My homemade Tupperware surf kit contains a few bars of wax, a wax comb for stripping old wax off a board, a roll of duct tape for emergency hole covering, and several fin keys, which are essentially 3/32 Allen keys with a flat surface for easy use with your fingers. I keep several fin keys in the box in case one strips during use. Also within the box I have plenty of extra fin screws, a few cords for attaching a leash to the surfboard, an extra set of Wave Storm fins and plugs, and an extra set of FCS fins.
First Aid Kit
Another critical piece of gear that is often left out but should be a part of every surfer’s setup is a first aid kit. Surfing can be a dangerous sport and being prepared with first aid materials can greatly assist you and others who may happen to get injured. A basic first aid kit will suffice for most surfing related injuries. Cuts and gashes are some of the more common injuries that occur, whether they come from fins, board tips, rocks, or reef. Butterfly bandages, disinfectant, gauze pads, and wraps can all be useful in temporarily treating these wounds. Also common are sprained ankles and sore muscles. I recommend bringing an ankle brace and pain relievers like Advil or Ibuprofen on longer surf trips.

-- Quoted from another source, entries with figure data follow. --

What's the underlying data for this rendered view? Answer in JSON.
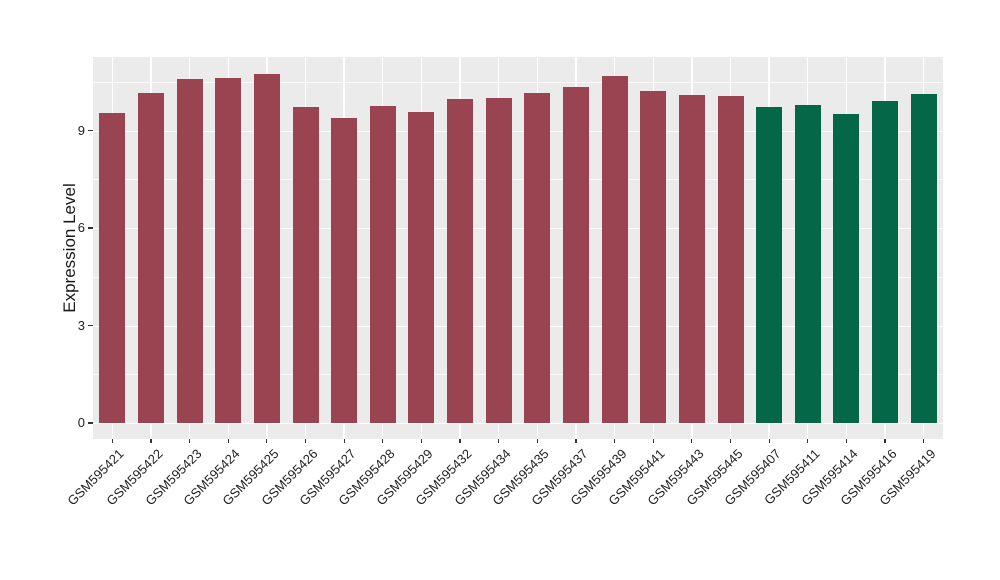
{
  "chart_data": {
    "type": "bar",
    "title": "",
    "ylabel": "Expression Level",
    "xlabel": "",
    "categories": [
      "GSM595421",
      "GSM595422",
      "GSM595423",
      "GSM595424",
      "GSM595425",
      "GSM595426",
      "GSM595427",
      "GSM595428",
      "GSM595429",
      "GSM595432",
      "GSM595434",
      "GSM595435",
      "GSM595437",
      "GSM595439",
      "GSM595441",
      "GSM595443",
      "GSM595445",
      "GSM595407",
      "GSM595411",
      "GSM595414",
      "GSM595416",
      "GSM595419"
    ],
    "values": [
      9.55,
      10.15,
      10.6,
      10.63,
      10.75,
      9.73,
      9.38,
      9.76,
      9.56,
      9.96,
      10.0,
      10.15,
      10.34,
      10.69,
      10.22,
      10.09,
      10.06,
      9.73,
      9.79,
      9.5,
      9.9,
      10.12
    ],
    "bar_colors": [
      "#9A4351",
      "#9A4351",
      "#9A4351",
      "#9A4351",
      "#9A4351",
      "#9A4351",
      "#9A4351",
      "#9A4351",
      "#9A4351",
      "#9A4351",
      "#9A4351",
      "#9A4351",
      "#9A4351",
      "#9A4351",
      "#9A4351",
      "#9A4351",
      "#9A4351",
      "#036748",
      "#036748",
      "#036748",
      "#036748",
      "#036748"
    ],
    "group_colors": {
      "maroon": "#9A4351",
      "green": "#036748"
    },
    "yticks": [
      0,
      3,
      6,
      9
    ],
    "yticks_minor": [
      1.5,
      4.5,
      7.5,
      10.5
    ],
    "ylim": [
      -0.49,
      11.26
    ],
    "grid": true,
    "legend_position": "none",
    "panel_bg": "#EBEBEB",
    "gridline_color": "#FFFFFF",
    "axis_text_color": "#1F1F1F"
  }
}
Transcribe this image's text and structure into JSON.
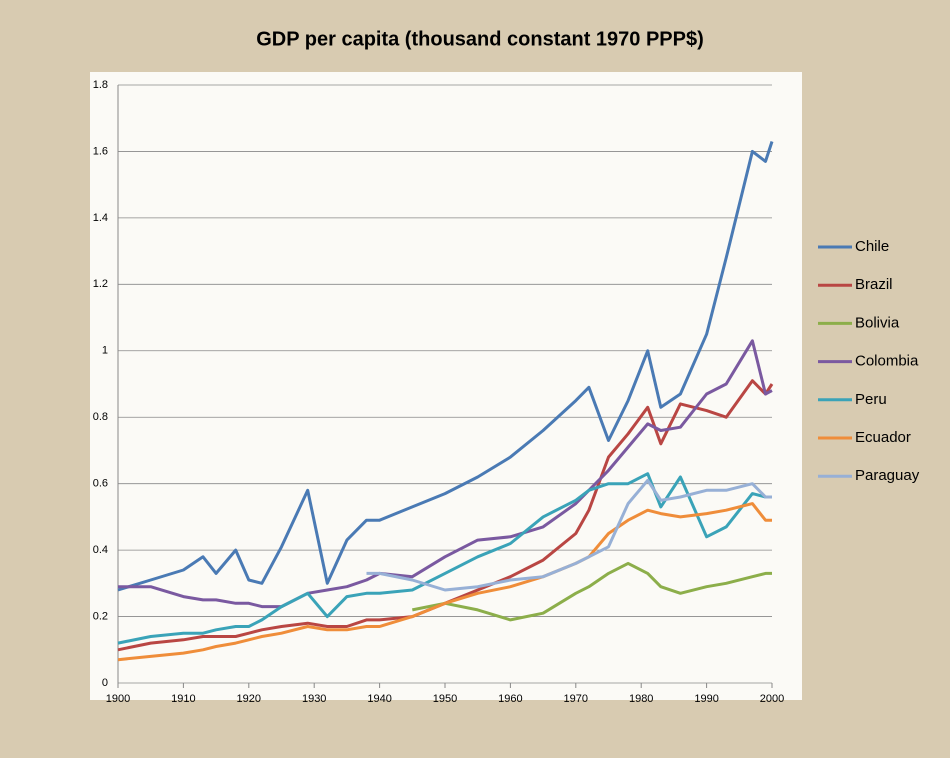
{
  "chart_data": {
    "type": "line",
    "title": "GDP per capita (thousand constant 1970 PPP$)",
    "x": [
      1900,
      1905,
      1910,
      1913,
      1915,
      1918,
      1920,
      1922,
      1925,
      1929,
      1932,
      1935,
      1938,
      1940,
      1945,
      1950,
      1955,
      1960,
      1965,
      1970,
      1972,
      1975,
      1978,
      1981,
      1983,
      1986,
      1990,
      1993,
      1997,
      1999,
      2000
    ],
    "series": [
      {
        "name": "Chile",
        "color": "#4a7ab4",
        "values": [
          0.28,
          0.31,
          0.34,
          0.38,
          0.33,
          0.4,
          0.31,
          0.3,
          0.41,
          0.58,
          0.3,
          0.43,
          0.49,
          0.49,
          0.53,
          0.57,
          0.62,
          0.68,
          0.76,
          0.85,
          0.89,
          0.73,
          0.85,
          1.0,
          0.83,
          0.87,
          1.05,
          1.28,
          1.6,
          1.57,
          1.63
        ]
      },
      {
        "name": "Brazil",
        "color": "#b94643",
        "values": [
          0.1,
          0.12,
          0.13,
          0.14,
          0.14,
          0.14,
          0.15,
          0.16,
          0.17,
          0.18,
          0.17,
          0.17,
          0.19,
          0.19,
          0.2,
          0.24,
          0.28,
          0.32,
          0.37,
          0.45,
          0.52,
          0.68,
          0.75,
          0.83,
          0.72,
          0.84,
          0.82,
          0.8,
          0.91,
          0.87,
          0.9
        ]
      },
      {
        "name": "Bolivia",
        "color": "#8cae4a",
        "values": [
          null,
          null,
          null,
          null,
          null,
          null,
          null,
          null,
          null,
          null,
          null,
          null,
          null,
          null,
          0.22,
          0.24,
          0.22,
          0.19,
          0.21,
          0.27,
          0.29,
          0.33,
          0.36,
          0.33,
          0.29,
          0.27,
          0.29,
          0.3,
          0.32,
          0.33,
          0.33
        ]
      },
      {
        "name": "Colombia",
        "color": "#7a59a0",
        "values": [
          0.29,
          0.29,
          0.26,
          0.25,
          0.25,
          0.24,
          0.24,
          0.23,
          0.23,
          0.27,
          0.28,
          0.29,
          0.31,
          0.33,
          0.32,
          0.38,
          0.43,
          0.44,
          0.47,
          0.54,
          0.58,
          0.64,
          0.71,
          0.78,
          0.76,
          0.77,
          0.87,
          0.9,
          1.03,
          0.87,
          0.88
        ]
      },
      {
        "name": "Peru",
        "color": "#3aa3b8",
        "values": [
          0.12,
          0.14,
          0.15,
          0.15,
          0.16,
          0.17,
          0.17,
          0.19,
          0.23,
          0.27,
          0.2,
          0.26,
          0.27,
          0.27,
          0.28,
          0.33,
          0.38,
          0.42,
          0.5,
          0.55,
          0.58,
          0.6,
          0.6,
          0.63,
          0.53,
          0.62,
          0.44,
          0.47,
          0.57,
          0.56,
          0.56
        ]
      },
      {
        "name": "Ecuador",
        "color": "#ef8d3a",
        "values": [
          0.07,
          0.08,
          0.09,
          0.1,
          0.11,
          0.12,
          0.13,
          0.14,
          0.15,
          0.17,
          0.16,
          0.16,
          0.17,
          0.17,
          0.2,
          0.24,
          0.27,
          0.29,
          0.32,
          0.36,
          0.38,
          0.45,
          0.49,
          0.52,
          0.51,
          0.5,
          0.51,
          0.52,
          0.54,
          0.49,
          0.49
        ]
      },
      {
        "name": "Paraguay",
        "color": "#97b0d6",
        "values": [
          null,
          null,
          null,
          null,
          null,
          null,
          null,
          null,
          null,
          null,
          null,
          null,
          0.33,
          0.33,
          0.31,
          0.28,
          0.29,
          0.31,
          0.32,
          0.36,
          0.38,
          0.41,
          0.54,
          0.61,
          0.55,
          0.56,
          0.58,
          0.58,
          0.6,
          0.56,
          0.56
        ]
      }
    ],
    "xlim": [
      1900,
      2000
    ],
    "xticks": [
      1900,
      1910,
      1920,
      1930,
      1940,
      1950,
      1960,
      1970,
      1980,
      1990,
      2000
    ],
    "ylim": [
      0,
      1.8
    ],
    "yticks": [
      0,
      0.2,
      0.4,
      0.6,
      0.8,
      1,
      1.2,
      1.4,
      1.6,
      1.8
    ],
    "grid": true,
    "legend": "right"
  }
}
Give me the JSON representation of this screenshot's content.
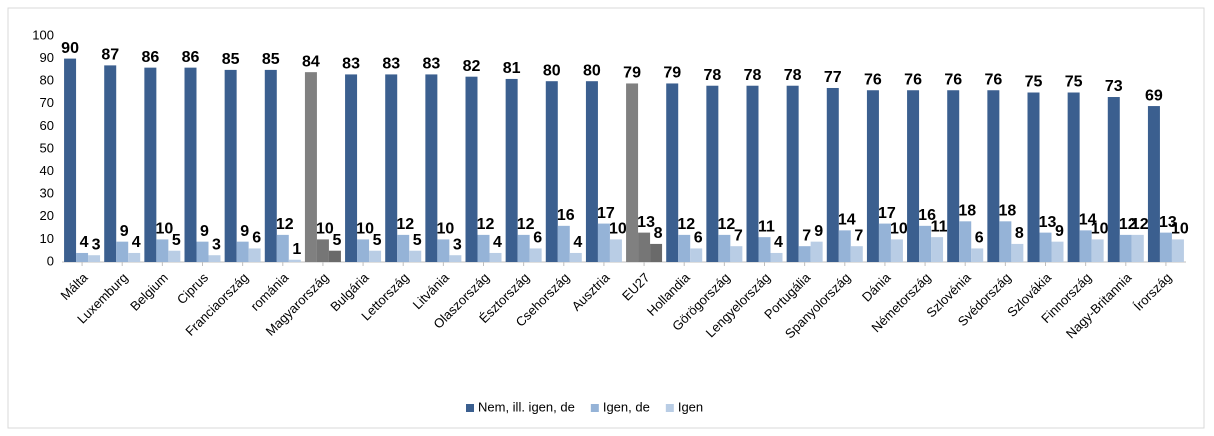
{
  "chart_data": {
    "type": "bar",
    "categories": [
      "Málta",
      "Luxemburg",
      "Belgium",
      "Ciprus",
      "Franciaország",
      "románia",
      "Magyarország",
      "Bulgária",
      "Lettország",
      "Litvánia",
      "Olaszország",
      "Észtország",
      "Csehország",
      "Ausztria",
      "EU27",
      "Hollandia",
      "Görögország",
      "Lengyelország",
      "Portugália",
      "Spanyolország",
      "Dánia",
      "Németország",
      "Szlovénia",
      "Svédország",
      "Szlovákia",
      "Finnország",
      "Nagy-Britannia",
      "Írország"
    ],
    "series": [
      {
        "name": "Nem, ill. igen, de",
        "color": "#3b5f8f",
        "highlight_color": "#808080",
        "values": [
          90,
          87,
          86,
          86,
          85,
          85,
          84,
          83,
          83,
          83,
          82,
          81,
          80,
          80,
          79,
          79,
          78,
          78,
          78,
          77,
          76,
          76,
          76,
          76,
          75,
          75,
          73,
          69
        ]
      },
      {
        "name": "Igen, de",
        "color": "#95b3d7",
        "highlight_color": "#767676",
        "values": [
          4,
          9,
          10,
          9,
          9,
          12,
          10,
          10,
          12,
          10,
          12,
          12,
          16,
          17,
          13,
          12,
          12,
          11,
          7,
          14,
          17,
          16,
          18,
          18,
          13,
          14,
          12,
          13
        ]
      },
      {
        "name": "Igen",
        "color": "#b9cde5",
        "highlight_color": "#6a6a6a",
        "values": [
          3,
          4,
          5,
          3,
          6,
          1,
          5,
          5,
          5,
          3,
          4,
          6,
          4,
          10,
          8,
          6,
          7,
          4,
          9,
          7,
          10,
          11,
          6,
          8,
          9,
          10,
          12,
          10
        ]
      }
    ],
    "highlight_categories": [
      "Magyarország",
      "EU27"
    ],
    "ylim": [
      0,
      100
    ],
    "yticks": [
      0,
      10,
      20,
      30,
      40,
      50,
      60,
      70,
      80,
      90,
      100
    ],
    "grid": false,
    "legend": "bottom"
  }
}
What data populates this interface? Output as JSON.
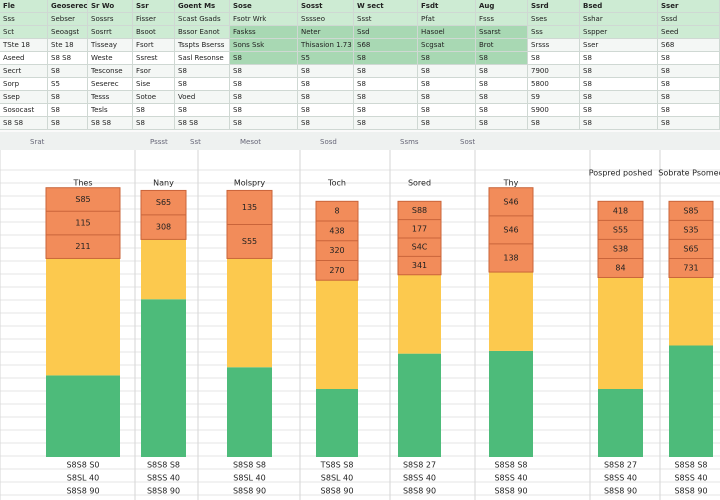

Recently on a trip to mainland Mexico, I sprained my ankle severely early in the morning as we began a surf session. Not wanting to sit out and watch perfect and empty beach break barrels all day, I was forced to surf on an unsupported sprained ankle for 6 hours. Not only did this hurt incredibly, it could have done more damage than the original sprain. Had I brought an ankle brace with me I could have supported my ankle better and enjoyed the session more as well as subsequent sessions. I highly recommend keeping a simple first aid kit with you whenever you surf, because you never know who you might need to help.
While this is not a comprehensive list of every accessory you need for a fun day of surfing, these accessories are some that I always keep with me. Not only do they increase my fun level while surfing, but they help me stay out in the water longer and enjoy the whole surfing experience.
Use this list as a rough guide to help get your personal surfing setup together. Everyone has different preferences with their gear, so personalize this list as you progress in the sport. Share what you learn with others, and always think ahead. You never know when you might save an otherwise lost surf session.